Who is battling for your marriage? 

Your marriage, like ours, is under continual attack. Forces strive to separate any couple from the minute they say “I Do.” Workplace stresses are a source of anxiety for individuals. Others may be dealing with concerns involving their children, parents, or other unsolved issues. 

Even if we won the jackpot and went to a remote island, our natural selfishness and sinful impulses would ultimately catch up with us.  So, what do we do when we are confronted with conflict? 

If you’re anything like me, you could be immobilized by pride, knowing something isn’t right yet unable to seek counseling.  We tie the knot in public. We take particular care in selecting the perfect church, minister, bridesmaids, and groomsmen and allowing the world to see our love. When adversity strikes, we do the opposite. We keep our problems hidden from those who love us the most. 

People at our wedding should not only help us get married, but they should also help us stay married. I’ve discovered that there are a few specific areas where I can get aid for my marriage. 

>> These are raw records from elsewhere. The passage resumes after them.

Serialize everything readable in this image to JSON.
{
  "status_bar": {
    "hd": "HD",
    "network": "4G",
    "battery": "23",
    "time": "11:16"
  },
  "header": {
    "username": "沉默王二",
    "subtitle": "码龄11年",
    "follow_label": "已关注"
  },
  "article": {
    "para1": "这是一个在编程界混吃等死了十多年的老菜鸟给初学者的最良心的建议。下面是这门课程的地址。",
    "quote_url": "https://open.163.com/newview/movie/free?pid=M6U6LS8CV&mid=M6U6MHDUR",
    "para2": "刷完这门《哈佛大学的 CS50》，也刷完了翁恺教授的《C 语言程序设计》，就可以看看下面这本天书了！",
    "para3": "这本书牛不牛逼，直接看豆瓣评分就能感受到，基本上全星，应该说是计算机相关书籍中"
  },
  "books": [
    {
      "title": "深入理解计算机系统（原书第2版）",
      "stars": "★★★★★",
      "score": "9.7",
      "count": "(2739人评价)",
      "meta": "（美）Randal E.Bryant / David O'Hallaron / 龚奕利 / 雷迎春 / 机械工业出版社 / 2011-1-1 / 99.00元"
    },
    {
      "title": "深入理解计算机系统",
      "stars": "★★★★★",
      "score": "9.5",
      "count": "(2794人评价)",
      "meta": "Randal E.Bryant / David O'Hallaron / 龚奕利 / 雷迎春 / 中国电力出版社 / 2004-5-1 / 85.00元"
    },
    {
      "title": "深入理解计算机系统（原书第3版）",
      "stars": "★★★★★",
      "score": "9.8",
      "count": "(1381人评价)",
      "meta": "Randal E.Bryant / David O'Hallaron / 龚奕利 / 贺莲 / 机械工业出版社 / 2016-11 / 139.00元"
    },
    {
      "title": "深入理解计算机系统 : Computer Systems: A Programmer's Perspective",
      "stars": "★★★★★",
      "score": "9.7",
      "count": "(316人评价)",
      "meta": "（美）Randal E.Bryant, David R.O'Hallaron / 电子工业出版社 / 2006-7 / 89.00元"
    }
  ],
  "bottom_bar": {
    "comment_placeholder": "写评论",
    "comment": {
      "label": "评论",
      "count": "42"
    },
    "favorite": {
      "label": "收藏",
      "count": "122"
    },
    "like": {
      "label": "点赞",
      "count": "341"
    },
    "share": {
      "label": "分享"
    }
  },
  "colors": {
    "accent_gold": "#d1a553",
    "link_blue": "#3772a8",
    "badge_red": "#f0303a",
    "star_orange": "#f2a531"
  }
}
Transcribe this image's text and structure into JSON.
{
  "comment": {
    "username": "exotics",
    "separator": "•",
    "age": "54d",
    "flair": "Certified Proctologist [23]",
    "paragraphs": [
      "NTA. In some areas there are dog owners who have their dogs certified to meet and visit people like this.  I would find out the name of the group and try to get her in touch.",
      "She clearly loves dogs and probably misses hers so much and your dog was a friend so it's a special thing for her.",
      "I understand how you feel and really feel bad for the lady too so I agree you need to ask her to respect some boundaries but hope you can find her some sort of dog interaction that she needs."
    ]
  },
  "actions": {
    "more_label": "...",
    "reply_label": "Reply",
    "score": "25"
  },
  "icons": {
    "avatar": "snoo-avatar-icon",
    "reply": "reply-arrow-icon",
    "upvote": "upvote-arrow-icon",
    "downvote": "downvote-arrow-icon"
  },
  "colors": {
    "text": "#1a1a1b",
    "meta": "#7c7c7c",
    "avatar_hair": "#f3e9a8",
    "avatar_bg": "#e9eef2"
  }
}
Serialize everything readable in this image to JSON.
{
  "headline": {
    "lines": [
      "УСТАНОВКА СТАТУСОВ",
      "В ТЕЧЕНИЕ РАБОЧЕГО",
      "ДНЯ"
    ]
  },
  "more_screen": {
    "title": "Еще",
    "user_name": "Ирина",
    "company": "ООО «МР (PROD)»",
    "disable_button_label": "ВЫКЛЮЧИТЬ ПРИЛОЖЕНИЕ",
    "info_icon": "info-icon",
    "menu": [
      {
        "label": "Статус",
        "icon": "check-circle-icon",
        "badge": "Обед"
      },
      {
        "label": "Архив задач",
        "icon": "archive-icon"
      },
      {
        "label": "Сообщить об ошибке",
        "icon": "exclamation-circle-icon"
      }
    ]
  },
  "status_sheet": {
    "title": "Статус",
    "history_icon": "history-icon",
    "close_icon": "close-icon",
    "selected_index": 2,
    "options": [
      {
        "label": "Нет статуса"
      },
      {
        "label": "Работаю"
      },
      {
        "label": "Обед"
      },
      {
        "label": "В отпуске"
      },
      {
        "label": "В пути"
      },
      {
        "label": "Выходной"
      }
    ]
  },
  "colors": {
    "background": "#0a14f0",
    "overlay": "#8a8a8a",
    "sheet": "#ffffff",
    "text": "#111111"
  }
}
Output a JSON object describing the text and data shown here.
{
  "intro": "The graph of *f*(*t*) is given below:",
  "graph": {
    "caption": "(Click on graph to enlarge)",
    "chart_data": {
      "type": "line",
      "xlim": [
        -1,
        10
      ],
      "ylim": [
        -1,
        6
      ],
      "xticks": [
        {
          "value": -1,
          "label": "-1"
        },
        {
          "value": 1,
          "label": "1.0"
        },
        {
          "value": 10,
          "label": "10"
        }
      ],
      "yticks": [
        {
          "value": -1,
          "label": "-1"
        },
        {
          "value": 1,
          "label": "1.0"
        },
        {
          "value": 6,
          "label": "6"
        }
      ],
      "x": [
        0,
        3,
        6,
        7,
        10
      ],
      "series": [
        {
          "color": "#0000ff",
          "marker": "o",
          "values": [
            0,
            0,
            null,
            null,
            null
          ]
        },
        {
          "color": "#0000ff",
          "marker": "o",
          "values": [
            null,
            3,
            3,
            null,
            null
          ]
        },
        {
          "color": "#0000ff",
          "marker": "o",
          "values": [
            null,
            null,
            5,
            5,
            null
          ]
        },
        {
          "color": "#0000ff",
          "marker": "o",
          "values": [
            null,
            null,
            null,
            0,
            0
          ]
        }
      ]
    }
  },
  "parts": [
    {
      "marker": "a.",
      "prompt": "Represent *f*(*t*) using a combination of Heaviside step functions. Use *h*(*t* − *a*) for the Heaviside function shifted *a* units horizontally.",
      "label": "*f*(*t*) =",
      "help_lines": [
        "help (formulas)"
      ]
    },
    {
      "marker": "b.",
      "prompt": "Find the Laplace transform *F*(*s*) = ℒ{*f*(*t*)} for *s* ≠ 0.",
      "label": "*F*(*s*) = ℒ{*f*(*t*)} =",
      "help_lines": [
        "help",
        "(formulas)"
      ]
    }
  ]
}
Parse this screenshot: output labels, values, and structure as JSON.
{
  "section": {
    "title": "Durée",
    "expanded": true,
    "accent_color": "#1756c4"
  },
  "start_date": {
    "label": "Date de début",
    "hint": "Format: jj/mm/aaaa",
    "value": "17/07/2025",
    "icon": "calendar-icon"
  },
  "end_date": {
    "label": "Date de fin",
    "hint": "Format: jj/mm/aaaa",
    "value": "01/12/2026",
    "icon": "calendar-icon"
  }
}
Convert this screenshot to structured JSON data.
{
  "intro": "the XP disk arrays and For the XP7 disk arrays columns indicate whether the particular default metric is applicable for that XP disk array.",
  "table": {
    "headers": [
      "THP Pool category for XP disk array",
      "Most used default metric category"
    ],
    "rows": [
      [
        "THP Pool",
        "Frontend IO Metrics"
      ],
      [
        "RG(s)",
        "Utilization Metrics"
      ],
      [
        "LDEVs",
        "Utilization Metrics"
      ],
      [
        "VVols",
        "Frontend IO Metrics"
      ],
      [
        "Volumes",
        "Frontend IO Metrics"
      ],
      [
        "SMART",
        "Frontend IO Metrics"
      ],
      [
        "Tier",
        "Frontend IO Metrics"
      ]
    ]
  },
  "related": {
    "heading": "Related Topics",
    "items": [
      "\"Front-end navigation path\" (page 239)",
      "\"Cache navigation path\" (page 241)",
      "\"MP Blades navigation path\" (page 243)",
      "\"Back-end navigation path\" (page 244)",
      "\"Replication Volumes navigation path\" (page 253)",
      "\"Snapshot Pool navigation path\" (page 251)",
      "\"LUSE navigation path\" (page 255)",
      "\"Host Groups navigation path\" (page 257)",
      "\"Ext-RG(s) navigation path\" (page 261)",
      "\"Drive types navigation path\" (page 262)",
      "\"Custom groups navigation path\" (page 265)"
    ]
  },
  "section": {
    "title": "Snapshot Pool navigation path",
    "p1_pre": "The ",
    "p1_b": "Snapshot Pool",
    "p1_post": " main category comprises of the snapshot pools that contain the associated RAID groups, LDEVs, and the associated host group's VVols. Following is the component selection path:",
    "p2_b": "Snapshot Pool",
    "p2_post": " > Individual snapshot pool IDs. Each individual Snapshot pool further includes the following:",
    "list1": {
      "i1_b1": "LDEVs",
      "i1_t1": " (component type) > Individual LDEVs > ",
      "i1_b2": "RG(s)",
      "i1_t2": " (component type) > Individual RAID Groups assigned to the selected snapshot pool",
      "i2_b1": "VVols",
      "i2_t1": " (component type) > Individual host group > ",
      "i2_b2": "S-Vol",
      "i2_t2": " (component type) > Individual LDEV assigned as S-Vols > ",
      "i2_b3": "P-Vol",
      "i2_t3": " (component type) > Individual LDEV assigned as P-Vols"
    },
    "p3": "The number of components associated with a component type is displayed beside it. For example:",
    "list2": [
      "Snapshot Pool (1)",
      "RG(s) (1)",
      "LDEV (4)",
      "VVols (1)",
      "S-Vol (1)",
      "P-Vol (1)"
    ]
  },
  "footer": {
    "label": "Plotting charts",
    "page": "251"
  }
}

I get counseling for my marriage from… 

It is usual for our friends to rush to our aid in times of need, but the sort of protection we require shifts after we marry. 

A buddy who soothes you by constantly agreeing that you are correct and your husband is incorrect is not the type of friend you require. You are sometimes the incorrect one. A good buddy will assist you in seeing this. 

When two become one, you either win or lose.  Find people that will assist you in fighting for your marriage even if you don’t want to.  They may need to tell you difficult things to hear at times, but that is fine.